How to calculate the SVD of a $3×3$ diagonal only matrix without computing the eigenvalues explicitly.

Question

Given $$A = \begin{bmatrix}1&0&0\\0&-2&0\\0&0&0\end{bmatrix} $$

What would be its SVD?

Key facts we can use: a) Singular values in the Sigma matrix are on the principal diagonal in decreasing order. b) Identity matrix is Unitary.

Answer 1

The eigenvalues of $AA^t$ are 1, 4 and 0. Therefore, the singular values of $A$ are equal to $2, 1, 0$, after sorting.

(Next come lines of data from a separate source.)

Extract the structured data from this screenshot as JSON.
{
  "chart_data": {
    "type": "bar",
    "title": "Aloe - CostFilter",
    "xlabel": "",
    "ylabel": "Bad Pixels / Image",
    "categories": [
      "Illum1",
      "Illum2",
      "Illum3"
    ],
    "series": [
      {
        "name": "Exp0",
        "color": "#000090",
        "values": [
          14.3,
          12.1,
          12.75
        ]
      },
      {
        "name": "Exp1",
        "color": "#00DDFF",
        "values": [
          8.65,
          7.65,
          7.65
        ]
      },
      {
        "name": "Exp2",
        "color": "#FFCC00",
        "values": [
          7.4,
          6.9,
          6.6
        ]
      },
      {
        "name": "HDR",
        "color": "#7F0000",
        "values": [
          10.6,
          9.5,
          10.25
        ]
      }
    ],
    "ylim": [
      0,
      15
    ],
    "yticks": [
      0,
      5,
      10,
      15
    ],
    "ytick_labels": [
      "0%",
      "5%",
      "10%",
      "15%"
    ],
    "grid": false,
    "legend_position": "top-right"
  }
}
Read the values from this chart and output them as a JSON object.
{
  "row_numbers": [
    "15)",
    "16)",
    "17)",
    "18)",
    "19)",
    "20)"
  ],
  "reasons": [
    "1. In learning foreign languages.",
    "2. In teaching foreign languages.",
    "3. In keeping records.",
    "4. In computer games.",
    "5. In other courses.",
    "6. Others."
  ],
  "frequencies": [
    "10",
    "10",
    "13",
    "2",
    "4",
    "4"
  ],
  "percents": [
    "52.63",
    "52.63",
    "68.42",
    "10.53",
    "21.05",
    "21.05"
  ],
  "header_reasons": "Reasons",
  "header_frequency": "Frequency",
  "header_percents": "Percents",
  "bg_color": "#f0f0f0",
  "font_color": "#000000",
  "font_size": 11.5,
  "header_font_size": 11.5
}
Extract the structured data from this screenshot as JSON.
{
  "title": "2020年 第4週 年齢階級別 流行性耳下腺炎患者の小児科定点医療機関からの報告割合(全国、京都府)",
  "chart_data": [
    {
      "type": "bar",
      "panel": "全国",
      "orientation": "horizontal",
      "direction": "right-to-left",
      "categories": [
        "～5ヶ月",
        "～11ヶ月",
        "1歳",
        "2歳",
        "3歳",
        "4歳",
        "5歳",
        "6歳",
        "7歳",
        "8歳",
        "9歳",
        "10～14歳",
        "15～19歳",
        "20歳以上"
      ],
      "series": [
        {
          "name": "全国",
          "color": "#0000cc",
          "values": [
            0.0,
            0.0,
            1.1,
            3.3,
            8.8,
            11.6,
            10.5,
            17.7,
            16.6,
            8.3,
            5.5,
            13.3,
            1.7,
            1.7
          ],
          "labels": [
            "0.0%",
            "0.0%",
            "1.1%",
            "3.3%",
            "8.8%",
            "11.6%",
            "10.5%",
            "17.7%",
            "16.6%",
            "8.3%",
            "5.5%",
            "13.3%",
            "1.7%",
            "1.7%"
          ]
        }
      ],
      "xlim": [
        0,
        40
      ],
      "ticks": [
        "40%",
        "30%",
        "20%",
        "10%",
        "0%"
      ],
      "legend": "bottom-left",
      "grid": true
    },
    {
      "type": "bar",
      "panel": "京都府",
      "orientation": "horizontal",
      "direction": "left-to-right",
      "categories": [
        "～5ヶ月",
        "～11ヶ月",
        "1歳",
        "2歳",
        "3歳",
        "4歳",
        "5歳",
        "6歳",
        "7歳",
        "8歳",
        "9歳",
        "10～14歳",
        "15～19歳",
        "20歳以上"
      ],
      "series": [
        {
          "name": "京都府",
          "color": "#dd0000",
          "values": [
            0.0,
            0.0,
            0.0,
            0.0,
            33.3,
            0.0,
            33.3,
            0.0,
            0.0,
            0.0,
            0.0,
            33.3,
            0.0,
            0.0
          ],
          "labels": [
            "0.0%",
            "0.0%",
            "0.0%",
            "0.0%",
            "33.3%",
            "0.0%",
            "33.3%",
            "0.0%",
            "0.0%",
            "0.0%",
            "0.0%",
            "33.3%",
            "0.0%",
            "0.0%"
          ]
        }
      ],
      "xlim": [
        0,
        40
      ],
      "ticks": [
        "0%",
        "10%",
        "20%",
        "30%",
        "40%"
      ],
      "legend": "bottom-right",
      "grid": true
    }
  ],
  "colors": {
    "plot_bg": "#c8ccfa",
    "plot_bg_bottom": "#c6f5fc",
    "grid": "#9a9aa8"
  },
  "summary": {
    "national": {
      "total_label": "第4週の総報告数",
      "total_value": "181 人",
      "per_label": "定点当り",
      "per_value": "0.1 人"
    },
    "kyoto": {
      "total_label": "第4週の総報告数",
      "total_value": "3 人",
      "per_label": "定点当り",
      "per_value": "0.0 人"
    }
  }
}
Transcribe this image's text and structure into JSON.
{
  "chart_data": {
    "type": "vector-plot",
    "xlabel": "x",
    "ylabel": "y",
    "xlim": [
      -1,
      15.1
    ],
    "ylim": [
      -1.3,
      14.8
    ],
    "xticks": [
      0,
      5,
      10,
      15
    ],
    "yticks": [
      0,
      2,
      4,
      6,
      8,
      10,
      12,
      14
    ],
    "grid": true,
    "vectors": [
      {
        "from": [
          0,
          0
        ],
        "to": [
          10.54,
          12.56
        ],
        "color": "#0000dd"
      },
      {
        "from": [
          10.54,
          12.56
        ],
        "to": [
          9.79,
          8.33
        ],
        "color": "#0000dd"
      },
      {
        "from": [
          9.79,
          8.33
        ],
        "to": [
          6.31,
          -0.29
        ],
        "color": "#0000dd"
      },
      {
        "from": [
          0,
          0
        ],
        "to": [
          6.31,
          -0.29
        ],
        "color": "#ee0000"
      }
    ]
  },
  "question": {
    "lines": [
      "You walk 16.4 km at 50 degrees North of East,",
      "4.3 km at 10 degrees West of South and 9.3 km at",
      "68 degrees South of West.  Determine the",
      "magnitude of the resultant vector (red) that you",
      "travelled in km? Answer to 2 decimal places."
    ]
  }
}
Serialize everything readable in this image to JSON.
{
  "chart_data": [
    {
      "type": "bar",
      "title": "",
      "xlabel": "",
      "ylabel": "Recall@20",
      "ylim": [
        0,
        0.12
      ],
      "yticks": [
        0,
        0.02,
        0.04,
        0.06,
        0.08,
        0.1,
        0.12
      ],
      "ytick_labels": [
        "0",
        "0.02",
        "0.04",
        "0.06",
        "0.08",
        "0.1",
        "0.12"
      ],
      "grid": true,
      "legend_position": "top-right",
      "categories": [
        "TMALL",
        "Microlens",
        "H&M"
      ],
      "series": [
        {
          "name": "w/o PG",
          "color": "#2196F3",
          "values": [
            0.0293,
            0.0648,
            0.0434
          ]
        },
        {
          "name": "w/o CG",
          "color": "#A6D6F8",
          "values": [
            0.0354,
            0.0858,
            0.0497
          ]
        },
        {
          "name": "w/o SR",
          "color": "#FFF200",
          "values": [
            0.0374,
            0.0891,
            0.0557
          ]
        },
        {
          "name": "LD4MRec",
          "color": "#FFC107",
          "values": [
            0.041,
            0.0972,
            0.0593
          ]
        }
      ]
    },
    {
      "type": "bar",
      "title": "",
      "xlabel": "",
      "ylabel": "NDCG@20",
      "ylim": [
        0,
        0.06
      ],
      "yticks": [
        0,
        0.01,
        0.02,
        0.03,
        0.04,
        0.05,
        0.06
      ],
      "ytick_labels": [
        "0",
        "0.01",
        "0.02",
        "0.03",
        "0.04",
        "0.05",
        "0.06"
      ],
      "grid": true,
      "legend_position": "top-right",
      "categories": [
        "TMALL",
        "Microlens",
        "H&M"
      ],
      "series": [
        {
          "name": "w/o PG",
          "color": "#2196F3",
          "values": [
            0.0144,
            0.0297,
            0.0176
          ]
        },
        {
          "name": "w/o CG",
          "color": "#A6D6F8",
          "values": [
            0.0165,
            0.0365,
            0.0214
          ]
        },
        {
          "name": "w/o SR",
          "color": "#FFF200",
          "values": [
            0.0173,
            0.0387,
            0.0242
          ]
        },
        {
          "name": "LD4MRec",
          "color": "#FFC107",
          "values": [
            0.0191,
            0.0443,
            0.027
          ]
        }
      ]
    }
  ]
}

In such a simple case, the SVD can be obtained by rewriting $A$ as, where the $e_i$ are the natural basis vectors:

$$A = 1\, e_1 e_1^t -2\, e_2 e_2^t + 0\, e_3 e_3^t$$

and then the SVD in sum form:

$$ A = 2\, (-e_2) {e_2}^t + 1\, e_1 e_1^t + 0\, e_3 e_3^t$$

In equivalent matrix form:

$$A = \begin{bmatrix}0&1&0\\-1&0&0\\0&0&1\end{bmatrix} \begin{bmatrix}2&0&0\\0&1&0\\0&0&0\end{bmatrix} \begin{bmatrix}0&1&0\\1&0&0\\0&0&1\end{bmatrix} $$